Staging your home is a proven strategy for speeding up the sales process. It can even help boost your home’s value when offers start coming in. By highlighting your home’s strengths and giving prospective buyers a sense of how they’d utilize different spaces, you can help these prospects develop emotional attachments to your home.
As an agent that believes in providing top-notch professional service to all of my clients, I make professional staging a complimentary part of my listing package for sellers.
Here are some quick tips for helping you along with the staging process:
Pay attention to lighting
Great lighting is crucial for making your home look warm and welcoming. If you notice that some areas of your home are dark and dreary, increase the wattages of the lightbulbs in the fixtures and lamps. A good rule of thumb is to have a total of 100 watts of lighting for every 50 square feet of interior space. Also, you should strive for three different types of lighting per room: accent lighting (on a wall or table), task lighting (such as a reading or under-cabinet light), and ambient lighting (overhead).
Update your appliances
Alright, so you might not be willing to spend thousands of dollars on installing new, stainless steel appliances just for staging. However, studies show that new appliances in the kitchen garner high returns for sellers, which means you stand to get a better price for your home. A great, inexpensive solution is to apply stainless steel stick-on coverings to all of your appliances. These coverings can quickly transform an outdated kitchen into one that screams ultra-modern.

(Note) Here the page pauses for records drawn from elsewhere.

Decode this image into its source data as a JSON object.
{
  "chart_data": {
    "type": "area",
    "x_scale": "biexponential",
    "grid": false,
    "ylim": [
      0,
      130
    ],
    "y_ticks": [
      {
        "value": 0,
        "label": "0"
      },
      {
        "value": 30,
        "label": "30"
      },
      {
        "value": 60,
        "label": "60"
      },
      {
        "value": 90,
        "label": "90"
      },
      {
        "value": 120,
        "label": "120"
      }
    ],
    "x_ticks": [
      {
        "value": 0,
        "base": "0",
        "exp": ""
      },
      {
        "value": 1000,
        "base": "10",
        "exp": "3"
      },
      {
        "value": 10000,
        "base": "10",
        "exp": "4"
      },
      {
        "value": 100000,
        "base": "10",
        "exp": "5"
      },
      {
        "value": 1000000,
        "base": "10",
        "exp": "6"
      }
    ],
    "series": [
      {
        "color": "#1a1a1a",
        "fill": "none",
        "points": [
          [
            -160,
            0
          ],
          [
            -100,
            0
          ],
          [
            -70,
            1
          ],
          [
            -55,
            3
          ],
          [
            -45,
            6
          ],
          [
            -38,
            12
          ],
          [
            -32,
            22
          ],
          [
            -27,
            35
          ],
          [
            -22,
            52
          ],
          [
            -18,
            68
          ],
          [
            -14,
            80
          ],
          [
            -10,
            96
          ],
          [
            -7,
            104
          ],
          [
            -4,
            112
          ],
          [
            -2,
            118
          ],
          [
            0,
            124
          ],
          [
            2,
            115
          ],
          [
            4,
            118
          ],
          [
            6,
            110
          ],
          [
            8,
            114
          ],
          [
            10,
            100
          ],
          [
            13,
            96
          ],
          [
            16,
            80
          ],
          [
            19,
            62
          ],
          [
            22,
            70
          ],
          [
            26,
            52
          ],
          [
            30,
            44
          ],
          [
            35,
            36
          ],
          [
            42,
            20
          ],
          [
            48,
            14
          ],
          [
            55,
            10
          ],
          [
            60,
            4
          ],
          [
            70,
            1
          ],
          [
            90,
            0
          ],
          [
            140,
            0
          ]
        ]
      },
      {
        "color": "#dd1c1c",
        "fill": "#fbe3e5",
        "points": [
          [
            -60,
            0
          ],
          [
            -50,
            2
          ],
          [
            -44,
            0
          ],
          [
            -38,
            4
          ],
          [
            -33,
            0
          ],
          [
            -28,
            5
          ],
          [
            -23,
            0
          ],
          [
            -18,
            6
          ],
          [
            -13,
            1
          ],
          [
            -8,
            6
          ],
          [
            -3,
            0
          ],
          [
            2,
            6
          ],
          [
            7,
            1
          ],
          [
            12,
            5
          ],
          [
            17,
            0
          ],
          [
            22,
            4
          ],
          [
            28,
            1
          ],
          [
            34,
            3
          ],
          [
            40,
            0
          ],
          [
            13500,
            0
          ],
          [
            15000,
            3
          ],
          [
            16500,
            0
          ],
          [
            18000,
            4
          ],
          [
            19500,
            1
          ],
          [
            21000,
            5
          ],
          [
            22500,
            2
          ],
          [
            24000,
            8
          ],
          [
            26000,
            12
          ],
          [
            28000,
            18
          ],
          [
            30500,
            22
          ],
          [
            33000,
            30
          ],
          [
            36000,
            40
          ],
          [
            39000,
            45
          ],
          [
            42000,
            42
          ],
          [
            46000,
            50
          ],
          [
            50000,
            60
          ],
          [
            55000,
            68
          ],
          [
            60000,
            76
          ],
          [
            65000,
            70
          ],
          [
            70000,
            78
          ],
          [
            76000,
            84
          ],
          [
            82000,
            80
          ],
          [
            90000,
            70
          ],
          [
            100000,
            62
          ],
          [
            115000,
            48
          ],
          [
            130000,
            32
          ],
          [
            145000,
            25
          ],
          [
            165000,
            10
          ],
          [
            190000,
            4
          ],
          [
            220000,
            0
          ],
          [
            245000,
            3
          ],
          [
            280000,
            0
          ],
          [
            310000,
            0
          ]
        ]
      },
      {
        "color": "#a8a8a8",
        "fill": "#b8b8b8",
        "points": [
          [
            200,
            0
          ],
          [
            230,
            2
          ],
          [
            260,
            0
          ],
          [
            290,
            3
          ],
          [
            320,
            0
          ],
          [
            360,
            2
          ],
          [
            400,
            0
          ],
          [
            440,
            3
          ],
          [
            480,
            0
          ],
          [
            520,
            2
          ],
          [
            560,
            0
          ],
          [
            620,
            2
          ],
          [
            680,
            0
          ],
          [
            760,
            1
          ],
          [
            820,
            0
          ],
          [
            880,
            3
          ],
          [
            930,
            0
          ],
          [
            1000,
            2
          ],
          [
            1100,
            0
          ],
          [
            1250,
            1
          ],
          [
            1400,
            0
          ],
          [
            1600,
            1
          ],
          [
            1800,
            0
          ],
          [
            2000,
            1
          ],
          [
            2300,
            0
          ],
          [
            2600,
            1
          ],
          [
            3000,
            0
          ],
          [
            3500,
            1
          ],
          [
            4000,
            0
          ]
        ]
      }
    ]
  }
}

Get rid of unnecessary furniture
It should go without saying that when staging a home, you need to get rid of clutter. However, sellers often forget about some of the biggest causes of clutter: namely, couches, chairs, and tables. Having too much furniture in your home can make it seem small and cramped. So before you start showing your home, take a walk around and remove furniture items that you can live without. You don’t need to get rid of everything (after all, you want the space to look lived-in), but you want to make sure you’re maximizing available space.